Soeharto resigned on 21 May 1998 after 32 years in power, and handed the presidency to Habibie. Habibie soon made a few encouraging moves, such as releasing political prisoners and arranging a democratic election. Abdurahman Wahid was elected as president, but his presidency did not last long, he was replaced by Megawati, daughter of Soekarno. In 2004 Susilo Bambang Yudhoyono was elected as President of Indonesia.
But the darkest moment of Bali was happen in 2002, The 2002 Bali bombing occurred on October 12, 2002 in the tourist district of Kuta on the Indonesian island of Bali. The attack was the deadliest act of terrorisms in the history of Indonesia, killing 202 people, 164 of whom were foreign nationals (including 88 Australians), and 38 Indonesian citizens. A further 209 were injured.

The attack involved the detonation of three bombs: a backpack-mounted device carried by a suicide bomber; a large car bomb, both of which were detonated in or near popular nightclubs in Kuta; and a third much smaller device detonated outside the United States consulate in Denpasar, causing only minor damage.

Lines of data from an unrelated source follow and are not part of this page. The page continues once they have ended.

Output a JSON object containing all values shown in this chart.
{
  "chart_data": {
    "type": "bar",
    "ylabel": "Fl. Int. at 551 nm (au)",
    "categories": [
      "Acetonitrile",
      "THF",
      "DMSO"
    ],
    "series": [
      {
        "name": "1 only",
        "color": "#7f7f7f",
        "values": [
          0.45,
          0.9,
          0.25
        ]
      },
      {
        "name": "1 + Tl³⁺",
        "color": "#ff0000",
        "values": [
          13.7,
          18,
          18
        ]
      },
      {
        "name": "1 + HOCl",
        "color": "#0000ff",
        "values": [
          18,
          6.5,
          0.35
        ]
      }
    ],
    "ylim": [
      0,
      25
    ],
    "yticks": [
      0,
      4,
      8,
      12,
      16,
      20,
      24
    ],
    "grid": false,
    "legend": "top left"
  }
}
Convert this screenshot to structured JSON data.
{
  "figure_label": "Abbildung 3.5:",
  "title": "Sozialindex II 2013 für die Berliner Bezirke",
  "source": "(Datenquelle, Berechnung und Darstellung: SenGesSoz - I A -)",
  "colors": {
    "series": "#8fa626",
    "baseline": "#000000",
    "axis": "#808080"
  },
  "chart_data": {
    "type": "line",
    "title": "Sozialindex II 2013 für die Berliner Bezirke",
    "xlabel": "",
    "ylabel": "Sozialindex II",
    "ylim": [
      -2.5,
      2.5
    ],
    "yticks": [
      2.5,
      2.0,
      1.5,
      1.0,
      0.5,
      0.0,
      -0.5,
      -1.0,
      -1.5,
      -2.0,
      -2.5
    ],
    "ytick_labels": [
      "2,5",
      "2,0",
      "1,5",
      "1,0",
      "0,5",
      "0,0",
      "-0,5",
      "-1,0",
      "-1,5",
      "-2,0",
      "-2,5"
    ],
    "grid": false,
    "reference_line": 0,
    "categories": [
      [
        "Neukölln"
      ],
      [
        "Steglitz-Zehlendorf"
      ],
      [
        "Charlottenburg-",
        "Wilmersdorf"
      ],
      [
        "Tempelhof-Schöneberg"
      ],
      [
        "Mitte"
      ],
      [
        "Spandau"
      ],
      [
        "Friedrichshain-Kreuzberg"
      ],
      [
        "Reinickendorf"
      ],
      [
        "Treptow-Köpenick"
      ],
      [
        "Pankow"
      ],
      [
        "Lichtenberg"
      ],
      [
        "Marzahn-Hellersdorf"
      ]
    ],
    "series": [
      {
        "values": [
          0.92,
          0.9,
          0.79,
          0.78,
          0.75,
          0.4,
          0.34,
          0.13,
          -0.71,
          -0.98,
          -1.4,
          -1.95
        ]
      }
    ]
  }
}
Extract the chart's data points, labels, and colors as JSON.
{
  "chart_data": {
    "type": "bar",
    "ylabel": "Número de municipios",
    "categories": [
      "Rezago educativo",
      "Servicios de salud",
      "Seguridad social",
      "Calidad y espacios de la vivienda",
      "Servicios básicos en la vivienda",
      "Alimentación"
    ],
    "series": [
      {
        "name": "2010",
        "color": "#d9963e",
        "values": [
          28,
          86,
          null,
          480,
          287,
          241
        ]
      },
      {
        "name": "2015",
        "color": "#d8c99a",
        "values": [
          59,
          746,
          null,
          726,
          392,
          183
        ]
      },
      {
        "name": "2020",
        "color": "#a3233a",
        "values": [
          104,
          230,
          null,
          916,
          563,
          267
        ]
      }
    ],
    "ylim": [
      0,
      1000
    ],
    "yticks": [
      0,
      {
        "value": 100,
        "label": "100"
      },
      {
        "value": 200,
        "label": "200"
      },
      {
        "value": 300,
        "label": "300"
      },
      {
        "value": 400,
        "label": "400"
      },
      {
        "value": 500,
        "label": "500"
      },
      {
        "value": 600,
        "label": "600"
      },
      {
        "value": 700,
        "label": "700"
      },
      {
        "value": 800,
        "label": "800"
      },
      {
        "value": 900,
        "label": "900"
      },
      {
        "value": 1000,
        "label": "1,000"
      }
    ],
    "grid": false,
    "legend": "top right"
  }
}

Various members of Jemaah Islamiyah, a violent Islamist group, were convicted in relation to the bombings, including three individuals who were sentenced to death. Abu Bakar Bashir, the alleged spiritual leader of Jemaah Islamiyah, was found guilty of conspiracy, and sentenced to two and a half years imprisonment. Ridwan Isamuddin, generally known as Hambali and the suspected former operational leader of Jemaah Islamiyah, is in U.S. custody in an undisclosed location, and has not been charged in relation to the bombing or any other crime.
In 2005, another tragedy occurred; three bomb attacks hit three restaurants - two in the Jimbaran beach resort, the third in Kuta 30 km (19 miles) away. The blasts killed 26 people - among them foreign nationals and injured 50 others. Jemaah Islamiyah was responsible for this attack.

Though two tragedies hit Bali, Balinese remain calm and work hard to build up Bali one more time.